Le score de Brier résume l’erreur des probabilités. Le graphique de calibration montre où certaines probabilités semblent trop élevées ou trop faibles. Les deux diagnostics se complètent.

Après la mission: rédiger la fiche modèle

Cette rédaction est prévue dans le bloc collectif de 12 h 08 à 12 h 15. Conservez dès maintenant votre seuil, son mandat, l’erreur davantage acceptée et votre diagnostic de calibration.

Écrivez exactement six phrases:

  1. unité, échantillon et réponse;
  2. prédicteurs et stratégie pour les âges manquants;
  3. association conditionnelle principale;
  4. résultats de discrimination, de calibration et de Brier;
  5. seuil retenu, mandat et erreur davantage acceptée;
  6. limite historique, causale ou de généralisation.

La fiche doit pouvoir être comprise sans la sortie R. Arrondissez les mesures à trois décimales et traduisez chaque nombre en une phrase.

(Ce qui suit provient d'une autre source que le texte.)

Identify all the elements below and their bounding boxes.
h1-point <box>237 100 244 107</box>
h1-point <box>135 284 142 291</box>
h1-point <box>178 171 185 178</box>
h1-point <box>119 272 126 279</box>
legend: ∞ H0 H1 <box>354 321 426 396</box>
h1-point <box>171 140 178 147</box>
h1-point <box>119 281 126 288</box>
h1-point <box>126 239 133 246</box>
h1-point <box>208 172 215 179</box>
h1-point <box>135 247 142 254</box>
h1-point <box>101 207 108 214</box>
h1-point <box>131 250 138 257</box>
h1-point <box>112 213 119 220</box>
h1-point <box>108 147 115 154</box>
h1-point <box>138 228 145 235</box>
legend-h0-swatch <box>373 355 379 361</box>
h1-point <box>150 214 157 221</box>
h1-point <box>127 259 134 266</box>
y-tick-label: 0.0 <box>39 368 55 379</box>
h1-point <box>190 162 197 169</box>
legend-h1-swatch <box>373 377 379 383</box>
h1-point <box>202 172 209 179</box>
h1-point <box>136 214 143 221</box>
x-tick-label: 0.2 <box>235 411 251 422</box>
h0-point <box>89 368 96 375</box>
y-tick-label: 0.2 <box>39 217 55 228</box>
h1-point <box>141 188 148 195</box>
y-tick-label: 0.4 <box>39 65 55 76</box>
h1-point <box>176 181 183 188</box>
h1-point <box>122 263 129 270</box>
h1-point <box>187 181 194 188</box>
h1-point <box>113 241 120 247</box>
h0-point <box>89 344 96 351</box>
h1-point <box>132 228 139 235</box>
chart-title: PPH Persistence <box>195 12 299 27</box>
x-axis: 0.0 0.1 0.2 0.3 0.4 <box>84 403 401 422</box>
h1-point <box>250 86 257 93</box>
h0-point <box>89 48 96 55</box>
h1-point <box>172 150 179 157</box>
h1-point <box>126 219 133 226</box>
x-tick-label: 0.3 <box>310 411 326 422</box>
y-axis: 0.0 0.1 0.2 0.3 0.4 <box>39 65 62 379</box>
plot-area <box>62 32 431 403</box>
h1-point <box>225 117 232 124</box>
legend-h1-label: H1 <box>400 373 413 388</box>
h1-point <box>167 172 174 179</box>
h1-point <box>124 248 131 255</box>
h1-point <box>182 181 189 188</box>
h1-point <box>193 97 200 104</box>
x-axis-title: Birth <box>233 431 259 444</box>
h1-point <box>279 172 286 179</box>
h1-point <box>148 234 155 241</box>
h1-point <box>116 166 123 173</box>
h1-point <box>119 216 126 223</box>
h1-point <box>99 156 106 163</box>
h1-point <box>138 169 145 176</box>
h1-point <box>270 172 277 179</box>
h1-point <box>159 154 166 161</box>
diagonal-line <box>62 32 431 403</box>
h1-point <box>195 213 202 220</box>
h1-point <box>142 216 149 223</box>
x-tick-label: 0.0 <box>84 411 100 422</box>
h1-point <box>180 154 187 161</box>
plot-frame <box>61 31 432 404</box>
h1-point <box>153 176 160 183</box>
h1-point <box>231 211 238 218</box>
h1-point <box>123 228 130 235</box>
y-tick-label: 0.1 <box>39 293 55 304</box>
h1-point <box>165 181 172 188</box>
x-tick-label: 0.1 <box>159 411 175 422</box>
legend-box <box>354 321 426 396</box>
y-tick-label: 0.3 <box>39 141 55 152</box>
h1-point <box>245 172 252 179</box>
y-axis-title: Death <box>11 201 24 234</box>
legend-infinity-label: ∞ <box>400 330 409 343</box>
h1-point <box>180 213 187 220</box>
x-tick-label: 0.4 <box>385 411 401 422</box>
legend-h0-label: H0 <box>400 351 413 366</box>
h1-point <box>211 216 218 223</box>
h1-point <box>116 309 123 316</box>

Une bonne fiche ne cherche pas à présenter le modèle comme définitif.

Erreurs fréquentes à éviter

  1. Annoncer une aire ROC comme pourcentage de bonnes classes.
  2. Choisir 0,50 uniquement parce que c’est la valeur par défaut.
  3. Confondre sensibilité et précision.
  4. Décrire cinq groupes de calibration comme une preuve définitive.
  5. Si vous faites le prolongement, interpréter le score de Brier sans le comparer à une référence.
  6. Oublier que les âges manquants ont été exclus avant le partage.
  7. Transformer le seuil en règle historique de sauvetage.

Vérification finale

  • Toutes les mesures sont calculées sur test.
  • L’événement positif est survecu.
  • La sensibilité et la précision ne sont pas confondues.
  • Le seuil est relié à un mandat.
  • L’aire ROC et la calibration répondent à deux questions différentes.
  • Si le prolongement est réalisé, le score de Brier du modèle est comparé à la règle constante.
  • La petite taille du test est mentionnée.
  • Les éléments destinés à la fiche ne transforment pas l’exercice en règle réelle de sauvetage.